= Md. Abul Kashem =

Bangladeshi Academic

Md. Abul Kashem is a Bangladeshi academic and the former vice-chancellor of the Bangladesh University of Textiles.

==Early life==
Kashem completed his undergraduate degree at the College of Textile Technology in 1978. He completed his master's degree at a university in the United Kingdom in 1988.

==Career==
Kashem joined the technical department of the College of Textile Technology as a lecturer.

Kashem was promoted to full professor in 2007 and was appointed acting principal of the College of Textile Technology (upgraded to Bangladesh University of Textiles in 2010).

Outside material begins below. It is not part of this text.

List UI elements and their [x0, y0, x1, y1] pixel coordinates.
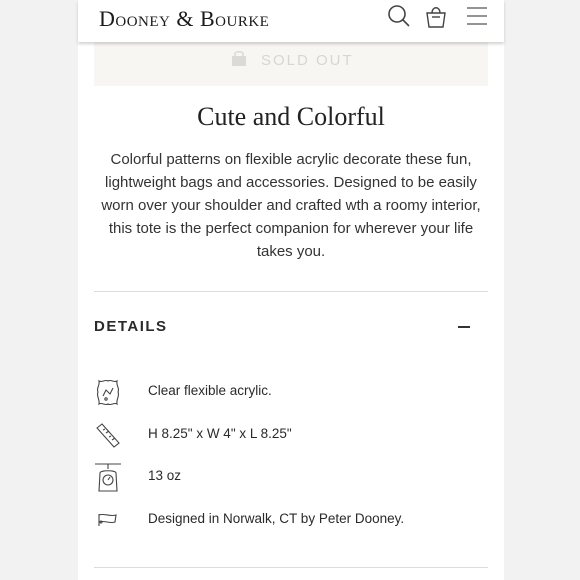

From 2009 to 2014, Kashem was the chairman of the Bangladesh Technical Education Board. From 2011 to 2012, he was the additional director general of the Directorate of Technical Education.

Kashem was the head of the department of apparel engineering at the Bangladesh University of Textiles. In February 2019, he was appointed the vice-chancellor of Bangladesh University of Textiles by President Mohammad Abdul Hamid. Kashem requested students of the university who blocked roads in January 2022 demanding online exams during the COVID-19 pandemic in Bangladesh to end their protests. He is one of two vice chancellors of public universities in Bangladesh without a PhD, the other is Farid Uddin Ahmed.

In 2023, Shah Alimuzzaman Belal was appointed vice-chancellor of Bangladesh University of Textiles replacing Kashem.